これから取材します!との訪問だったので、シャイな彼女たちは、インタビューではたくさん話してくれなかったけれど、後日まつり当日に伺うとイキイキとしていました。
▼みなさん、大活躍の写真がコチラ!
■準備では、ハシゴにも上る!
■手作りのゲーム(射的とわなげ) ■定番のスーパーボールすくいも人気です。
■近隣のアクティ城陽商店街の夏まつりも大学生やボランティアさんと一緒にお手伝いされています。
OBになっても駆けつける
7月にある「七夕まつり」は、高校の定期試験中と重なり現役たちはお手伝いできないのですが、その時にはOBが手伝いに来られます。
七夕まつりは「七夕だから笹でも飾ろうか」という声に、商店街で短冊を書いて、通りに4本くらい飾っていましたが、その後は周辺地域の保育園に声をかけて枚数は500枚になり、今では700枚にまで増えているということです!!毎年、子どもたちが書いたかわいい短冊を見に、子どもたちの親はもちろん、おじいちゃん、おばあちゃんなどたくさんの方が来られます。JR城陽駅前商店街会といえば、誰もが「七夕まつり」を思い浮かべるほど、人気のあるお祭り。

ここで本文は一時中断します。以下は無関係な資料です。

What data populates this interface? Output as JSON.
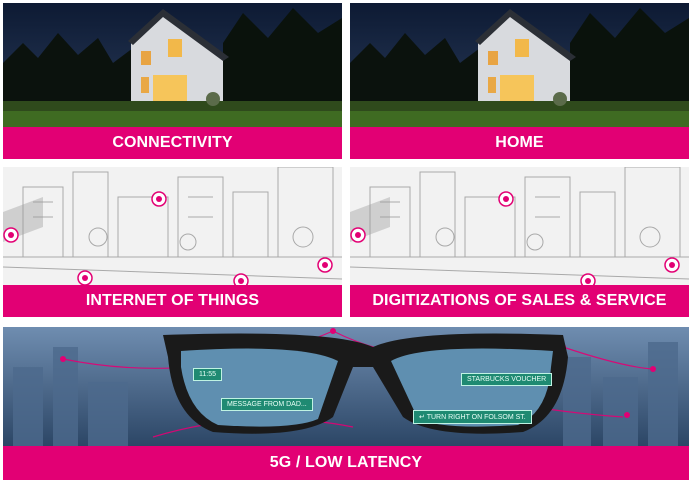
{
  "tiles": [
    {
      "id": "connectivity",
      "label": "CONNECTIVITY"
    },
    {
      "id": "home",
      "label": "HOME"
    },
    {
      "id": "iot",
      "label": "INTERNET OF THINGS"
    },
    {
      "id": "sales",
      "label": "DIGITIZATIONS OF SALES & SERVICE"
    },
    {
      "id": "5g",
      "label": "5G / LOW LATENCY"
    }
  ],
  "hud": {
    "time": "11:55",
    "message": "MESSAGE FROM DAD...",
    "voucher": "STARBUCKS VOUCHER",
    "nav": "TURN RIGHT ON FOLSOM ST."
  },
  "colors": {
    "brand": "#e20074",
    "hud": "#1f8a72"
  }
}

また、子どもまつりは、日時を固定して開催することで、この地を離れてしまった人でも「この日は子どもまつり」とわかるので、毎年この時期になると楽しみにされている方がたくさんいらっしゃいます。
子どもまつりも七夕まつりも出店者は、業者にお願いせずに商店街のお店や地域の方たちの手作り市なので、保護者からは「子どもだけでも安心して祭りに送り出せる」という声が寄せられるそうです。
大学院生で高校の時からずっと手伝っている七夕まつりのエキスパート 杉原功一郎さん(向かって左端)。弟さんも一緒にお手伝いされています。
高校生ボランティアをとりまとめられている副会長の吉田さんが一番うれしいことは「OBたちが結婚して自分の子どもを連れて来たり、帰郷の際には会いに来てくれること」で、その時にはやっていてよかった、また来年もしようかなと感じるとのこと。
高校生ボランティア部が商店街会を盛り上げる!子どもも大人も商店街も笑顔になる魅力いっぱいのJR駅前商店街会に来てみませんか!